La Fédération prend acte de ces conclusions qui confortent ses intuitions et son analyse du marché. Elle rappelle que le niveau élevé des prix des logements s’explique par l’insuffisance de l’offre par rapport à une demande dynamique, portée par la démographie et la poursuite du phénomène structurel de décohabitation, comme l’ont, du reste, noté les services de la Commission de l’Union Européenne dans son dernier rapport sur la France (juin 2013).

La solution ne passe donc pas par une baisse brutale des prix immobiliers qui se traduirait par un appauvrissement général et un ralentissement encore plus marqué de la construction, générateur de nouvelles tensions à court terme.
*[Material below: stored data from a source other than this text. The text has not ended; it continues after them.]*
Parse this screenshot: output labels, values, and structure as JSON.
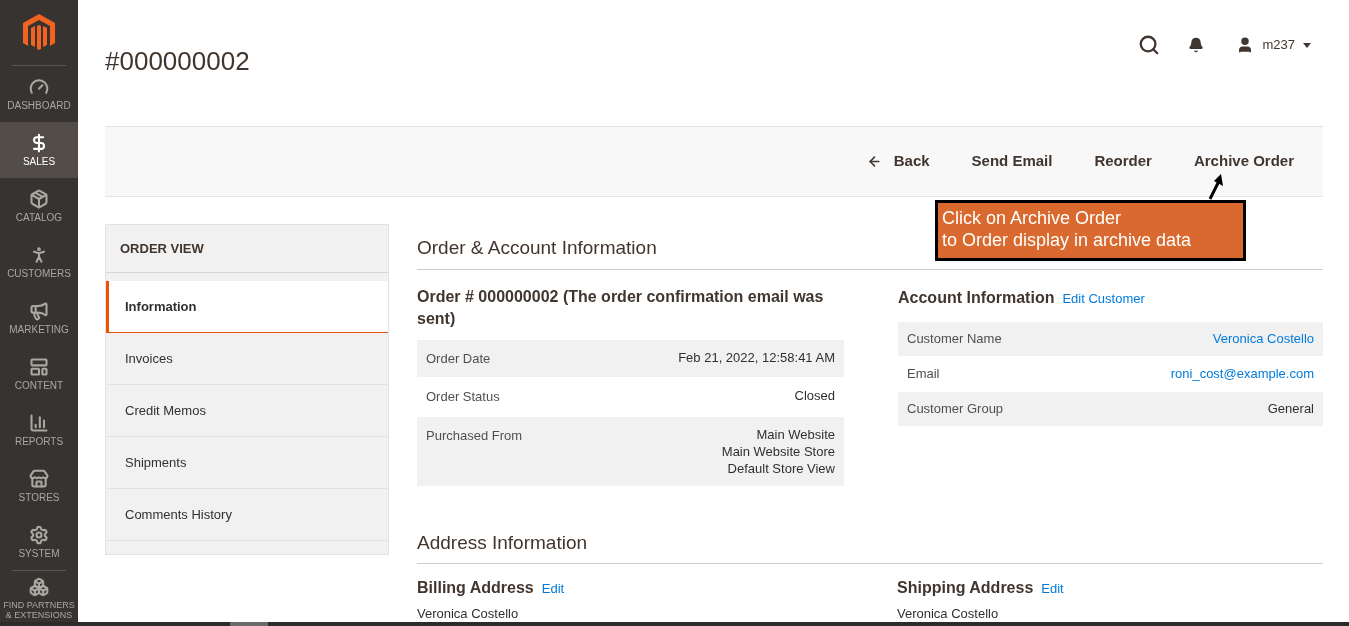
{
  "sidebar": {
    "items": [
      {
        "label": "DASHBOARD",
        "kind": "dashboard",
        "selected": false
      },
      {
        "label": "SALES",
        "kind": "sales",
        "selected": true
      },
      {
        "label": "CATALOG",
        "kind": "catalog",
        "selected": false
      },
      {
        "label": "CUSTOMERS",
        "kind": "customers",
        "selected": false
      },
      {
        "label": "MARKETING",
        "kind": "marketing",
        "selected": false
      },
      {
        "label": "CONTENT",
        "kind": "content",
        "selected": false
      },
      {
        "label": "REPORTS",
        "kind": "reports",
        "selected": false
      },
      {
        "label": "STORES",
        "kind": "stores",
        "selected": false
      },
      {
        "label": "SYSTEM",
        "kind": "system",
        "selected": false
      },
      {
        "label": "FIND PARTNERS & EXTENSIONS",
        "kind": "partners",
        "selected": false
      }
    ]
  },
  "header": {
    "title": "#000000002",
    "user": "m237"
  },
  "toolbar": {
    "buttons": [
      {
        "label": "Back",
        "kind": "back"
      },
      {
        "label": "Send Email",
        "kind": "plain"
      },
      {
        "label": "Reorder",
        "kind": "plain"
      },
      {
        "label": "Archive Order",
        "kind": "plain"
      }
    ]
  },
  "callout": {
    "lines": [
      "Click on Archive Order",
      "to Order display in archive data"
    ]
  },
  "order_view": {
    "title": "ORDER VIEW",
    "tabs": [
      {
        "label": "Information",
        "selected": true
      },
      {
        "label": "Invoices",
        "selected": false
      },
      {
        "label": "Credit Memos",
        "selected": false
      },
      {
        "label": "Shipments",
        "selected": false
      },
      {
        "label": "Comments History",
        "selected": false
      }
    ]
  },
  "order_account": {
    "title": "Order & Account Information",
    "order": {
      "title": "Order # 000000002 (The order confirmation email was sent)",
      "rows": [
        {
          "label": "Order Date",
          "value": [
            "Feb 21, 2022, 12:58:41 AM"
          ]
        },
        {
          "label": "Order Status",
          "value": [
            "Closed"
          ]
        },
        {
          "label": "Purchased From",
          "value": [
            "Main Website",
            "Main Website Store",
            "Default Store View"
          ]
        }
      ]
    },
    "account": {
      "title": "Account Information",
      "edit": "Edit Customer",
      "rows": [
        {
          "label": "Customer Name",
          "value": "Veronica Costello",
          "link": true
        },
        {
          "label": "Email",
          "value": "roni_cost@example.com",
          "link": true
        },
        {
          "label": "Customer Group",
          "value": "General",
          "link": false
        }
      ]
    }
  },
  "address": {
    "title": "Address Information",
    "blocks": [
      {
        "title": "Billing Address",
        "edit": "Edit",
        "name": "Veronica Costello"
      },
      {
        "title": "Shipping Address",
        "edit": "Edit",
        "name": "Veronica Costello"
      }
    ]
  }
}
La solution passe tout au contraire, par une augmentation de l’offre de logements disponibles pour loger dans de bonnes conditions les ménages en zone tendue et éviter de créer des « goulots d’étranglement » qui entravent la croissance des zones dynamiques. Alors l’atterrissage des prix se fera en douceur et sans traumatisme.

A cette condition, le logement peut devenir un des piliers de la restauration de la compétitivité de l’entreprise France en favorisant la mobilité des salariés, en réduisant la dépendance énergétique et en dynamisant l’emploi.